EARTHSHELL CORPORATION
a Delaware corporation
By: /s/ Xxxxx Xxxxxxx
--------------------------
Title: Chief Financial Officer
XXXXXXX X. XXXXXX
/s / Xxxxxxx X. Xxxxxx
4
Schedule A
Performance Bonus Criteria
1. $50,000 upon achieving positive cash flow from domestic operations
for the first full quarter.
2. $50,000 upon achieving positive cash flow from domestic operations
for the first six months.
3. $75,000 upon achieving positive cash flow from domestic operations
for the first full year.
4. $50,000 upon completion of the RPI "reverse merger".

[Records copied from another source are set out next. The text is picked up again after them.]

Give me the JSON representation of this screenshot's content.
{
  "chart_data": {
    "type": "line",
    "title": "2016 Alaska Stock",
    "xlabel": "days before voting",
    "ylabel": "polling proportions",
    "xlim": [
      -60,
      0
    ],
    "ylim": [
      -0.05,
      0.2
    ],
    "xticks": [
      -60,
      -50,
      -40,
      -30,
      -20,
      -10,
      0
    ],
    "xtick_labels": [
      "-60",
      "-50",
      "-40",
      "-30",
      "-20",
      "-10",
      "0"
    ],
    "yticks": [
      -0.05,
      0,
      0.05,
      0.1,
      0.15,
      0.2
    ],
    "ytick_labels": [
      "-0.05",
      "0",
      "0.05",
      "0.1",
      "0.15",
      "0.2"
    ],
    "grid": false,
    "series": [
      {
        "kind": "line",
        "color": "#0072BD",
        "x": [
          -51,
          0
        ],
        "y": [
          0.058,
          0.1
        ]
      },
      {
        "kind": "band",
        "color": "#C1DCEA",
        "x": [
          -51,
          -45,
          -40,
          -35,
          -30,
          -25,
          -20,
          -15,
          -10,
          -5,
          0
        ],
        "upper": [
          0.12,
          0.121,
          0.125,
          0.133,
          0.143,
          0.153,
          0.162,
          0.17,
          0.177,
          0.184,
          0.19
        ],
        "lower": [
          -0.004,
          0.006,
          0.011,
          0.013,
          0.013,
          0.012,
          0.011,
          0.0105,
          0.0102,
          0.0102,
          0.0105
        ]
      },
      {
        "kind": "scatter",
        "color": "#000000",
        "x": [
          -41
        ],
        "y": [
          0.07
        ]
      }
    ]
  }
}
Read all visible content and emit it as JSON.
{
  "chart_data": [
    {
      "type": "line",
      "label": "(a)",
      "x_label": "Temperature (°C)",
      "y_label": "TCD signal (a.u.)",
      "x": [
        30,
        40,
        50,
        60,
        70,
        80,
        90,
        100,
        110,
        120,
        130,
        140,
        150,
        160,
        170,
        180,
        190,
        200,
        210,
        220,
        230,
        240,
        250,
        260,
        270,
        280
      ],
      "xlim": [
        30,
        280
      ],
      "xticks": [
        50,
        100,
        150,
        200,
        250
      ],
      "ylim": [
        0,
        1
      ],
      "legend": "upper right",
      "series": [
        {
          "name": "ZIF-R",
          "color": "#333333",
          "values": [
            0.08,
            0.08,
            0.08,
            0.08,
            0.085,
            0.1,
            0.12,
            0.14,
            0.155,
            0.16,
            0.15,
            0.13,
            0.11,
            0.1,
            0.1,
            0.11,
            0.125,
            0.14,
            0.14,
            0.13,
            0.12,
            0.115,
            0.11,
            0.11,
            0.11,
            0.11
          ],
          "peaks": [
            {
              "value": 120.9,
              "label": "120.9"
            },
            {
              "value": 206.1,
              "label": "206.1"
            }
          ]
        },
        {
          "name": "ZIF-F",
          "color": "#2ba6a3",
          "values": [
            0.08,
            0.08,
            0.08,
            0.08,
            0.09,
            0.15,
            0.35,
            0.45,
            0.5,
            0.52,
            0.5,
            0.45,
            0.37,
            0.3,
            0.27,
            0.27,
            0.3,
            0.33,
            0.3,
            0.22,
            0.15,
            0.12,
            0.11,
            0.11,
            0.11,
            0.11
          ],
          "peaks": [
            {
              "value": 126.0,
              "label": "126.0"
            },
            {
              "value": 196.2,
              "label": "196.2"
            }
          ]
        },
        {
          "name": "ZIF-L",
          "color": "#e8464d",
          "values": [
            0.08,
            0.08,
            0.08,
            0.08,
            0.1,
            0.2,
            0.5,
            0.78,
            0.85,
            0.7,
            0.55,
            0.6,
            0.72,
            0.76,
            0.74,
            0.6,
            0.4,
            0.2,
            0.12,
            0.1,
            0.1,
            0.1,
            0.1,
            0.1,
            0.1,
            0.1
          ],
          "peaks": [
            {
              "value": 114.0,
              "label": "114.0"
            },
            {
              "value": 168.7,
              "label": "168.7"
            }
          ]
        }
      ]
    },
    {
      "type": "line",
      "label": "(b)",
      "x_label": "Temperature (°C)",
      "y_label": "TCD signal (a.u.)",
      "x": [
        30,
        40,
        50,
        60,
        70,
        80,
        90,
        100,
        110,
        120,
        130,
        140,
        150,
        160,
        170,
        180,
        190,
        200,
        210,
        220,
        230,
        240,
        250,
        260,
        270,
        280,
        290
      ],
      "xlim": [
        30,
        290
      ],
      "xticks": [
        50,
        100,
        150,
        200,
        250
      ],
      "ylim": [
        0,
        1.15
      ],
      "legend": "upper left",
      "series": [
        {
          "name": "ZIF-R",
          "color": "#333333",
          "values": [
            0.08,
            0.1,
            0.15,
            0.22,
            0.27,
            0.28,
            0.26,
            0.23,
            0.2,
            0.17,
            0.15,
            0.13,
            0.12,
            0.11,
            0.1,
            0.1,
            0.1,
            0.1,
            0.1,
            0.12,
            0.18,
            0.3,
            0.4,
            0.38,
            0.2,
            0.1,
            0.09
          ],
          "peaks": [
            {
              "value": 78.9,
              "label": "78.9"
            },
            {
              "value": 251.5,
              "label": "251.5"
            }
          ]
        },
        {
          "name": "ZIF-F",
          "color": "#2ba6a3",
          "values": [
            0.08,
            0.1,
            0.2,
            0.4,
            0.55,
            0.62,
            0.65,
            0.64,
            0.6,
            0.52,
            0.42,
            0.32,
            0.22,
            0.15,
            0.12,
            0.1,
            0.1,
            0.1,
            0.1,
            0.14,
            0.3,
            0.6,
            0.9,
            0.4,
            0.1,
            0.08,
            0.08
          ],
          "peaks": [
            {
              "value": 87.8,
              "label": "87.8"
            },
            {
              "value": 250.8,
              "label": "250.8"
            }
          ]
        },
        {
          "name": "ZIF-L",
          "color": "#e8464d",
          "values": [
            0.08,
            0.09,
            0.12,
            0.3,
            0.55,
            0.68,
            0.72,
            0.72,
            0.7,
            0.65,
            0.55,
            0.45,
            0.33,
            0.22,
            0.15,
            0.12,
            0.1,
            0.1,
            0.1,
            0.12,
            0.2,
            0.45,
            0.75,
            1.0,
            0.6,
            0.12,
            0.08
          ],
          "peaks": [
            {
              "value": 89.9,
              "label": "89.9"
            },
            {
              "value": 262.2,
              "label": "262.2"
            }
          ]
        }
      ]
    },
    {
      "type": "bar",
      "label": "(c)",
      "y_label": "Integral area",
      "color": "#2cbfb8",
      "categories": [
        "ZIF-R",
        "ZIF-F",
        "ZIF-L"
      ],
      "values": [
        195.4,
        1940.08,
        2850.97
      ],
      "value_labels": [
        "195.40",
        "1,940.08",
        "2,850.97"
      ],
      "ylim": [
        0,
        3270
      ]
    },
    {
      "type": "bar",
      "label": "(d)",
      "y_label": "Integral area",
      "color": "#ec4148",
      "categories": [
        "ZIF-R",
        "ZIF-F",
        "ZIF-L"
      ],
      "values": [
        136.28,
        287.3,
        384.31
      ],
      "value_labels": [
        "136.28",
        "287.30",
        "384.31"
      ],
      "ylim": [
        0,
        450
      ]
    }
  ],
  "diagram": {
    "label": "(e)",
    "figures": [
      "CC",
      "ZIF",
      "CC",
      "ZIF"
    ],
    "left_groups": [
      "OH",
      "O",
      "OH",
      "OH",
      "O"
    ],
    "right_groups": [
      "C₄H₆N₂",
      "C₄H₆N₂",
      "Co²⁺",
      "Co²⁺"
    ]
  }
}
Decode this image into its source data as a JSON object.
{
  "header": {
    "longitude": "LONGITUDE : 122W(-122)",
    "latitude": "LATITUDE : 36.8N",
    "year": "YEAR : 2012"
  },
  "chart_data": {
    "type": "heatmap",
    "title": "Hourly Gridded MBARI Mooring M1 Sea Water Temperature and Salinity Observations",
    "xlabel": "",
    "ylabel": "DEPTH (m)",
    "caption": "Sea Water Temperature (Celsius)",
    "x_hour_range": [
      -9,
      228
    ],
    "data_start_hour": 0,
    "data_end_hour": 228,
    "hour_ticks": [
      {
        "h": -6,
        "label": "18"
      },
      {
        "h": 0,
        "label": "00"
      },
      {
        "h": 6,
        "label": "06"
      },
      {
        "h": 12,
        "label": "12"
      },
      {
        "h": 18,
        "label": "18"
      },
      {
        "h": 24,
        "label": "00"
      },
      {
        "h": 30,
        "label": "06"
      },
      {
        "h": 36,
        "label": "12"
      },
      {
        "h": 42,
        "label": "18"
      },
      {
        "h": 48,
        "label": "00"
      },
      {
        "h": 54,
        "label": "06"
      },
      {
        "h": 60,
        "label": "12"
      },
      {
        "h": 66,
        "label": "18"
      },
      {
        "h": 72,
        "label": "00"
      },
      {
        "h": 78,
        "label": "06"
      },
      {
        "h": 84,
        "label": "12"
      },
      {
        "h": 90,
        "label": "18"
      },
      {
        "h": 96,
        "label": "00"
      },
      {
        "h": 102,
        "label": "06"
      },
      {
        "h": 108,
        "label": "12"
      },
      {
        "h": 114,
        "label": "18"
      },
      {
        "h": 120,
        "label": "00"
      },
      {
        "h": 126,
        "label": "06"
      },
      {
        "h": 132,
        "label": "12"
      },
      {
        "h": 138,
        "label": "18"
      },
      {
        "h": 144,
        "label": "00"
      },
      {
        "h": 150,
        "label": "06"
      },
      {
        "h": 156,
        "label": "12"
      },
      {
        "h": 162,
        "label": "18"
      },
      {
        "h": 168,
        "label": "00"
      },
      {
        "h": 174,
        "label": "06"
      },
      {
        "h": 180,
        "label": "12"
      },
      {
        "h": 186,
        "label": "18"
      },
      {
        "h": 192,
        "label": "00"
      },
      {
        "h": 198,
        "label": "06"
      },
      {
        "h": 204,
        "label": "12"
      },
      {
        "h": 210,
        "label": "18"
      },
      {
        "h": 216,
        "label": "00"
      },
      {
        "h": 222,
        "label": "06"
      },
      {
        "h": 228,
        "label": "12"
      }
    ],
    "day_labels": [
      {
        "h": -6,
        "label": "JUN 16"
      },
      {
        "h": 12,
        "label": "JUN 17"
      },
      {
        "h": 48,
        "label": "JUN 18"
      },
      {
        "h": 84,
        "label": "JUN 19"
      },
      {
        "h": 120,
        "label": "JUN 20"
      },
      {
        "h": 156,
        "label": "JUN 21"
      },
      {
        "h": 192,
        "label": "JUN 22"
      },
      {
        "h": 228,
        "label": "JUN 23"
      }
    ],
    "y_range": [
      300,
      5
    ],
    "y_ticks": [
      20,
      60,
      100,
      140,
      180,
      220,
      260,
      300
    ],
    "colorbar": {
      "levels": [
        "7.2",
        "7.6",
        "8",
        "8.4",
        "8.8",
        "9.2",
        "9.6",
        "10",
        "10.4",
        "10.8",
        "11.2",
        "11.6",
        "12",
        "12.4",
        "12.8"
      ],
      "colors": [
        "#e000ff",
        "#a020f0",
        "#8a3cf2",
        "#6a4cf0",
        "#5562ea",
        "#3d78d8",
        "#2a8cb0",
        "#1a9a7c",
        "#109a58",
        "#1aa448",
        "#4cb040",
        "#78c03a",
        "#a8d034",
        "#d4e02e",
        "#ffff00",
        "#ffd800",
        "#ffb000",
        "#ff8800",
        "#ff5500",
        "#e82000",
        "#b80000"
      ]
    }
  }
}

5. $50,000, upon EarthShell's receiving $500,000 in royalty revenue
from each licensee (individually), provided that any such licensee
relationship and revenue in question is considered to be sustainable
at that time in the reasonable judgment of the Compensation
Committee.
6. $75,000 at the time that the stock of EarthShell Corporation is
relisted on NASDAQ.
Bonus criteria 1, 2, 3, 4 and 5 above expire on December 31, 2006, and
bonus criterion 6 expires on March 31, 2006.
In no event, however, shall bonus payments be made unless and until the
Company has at least $200,000 in its cash account for a consecutive period of
over thirty (30) days subsequent to the due date of any bonus payment.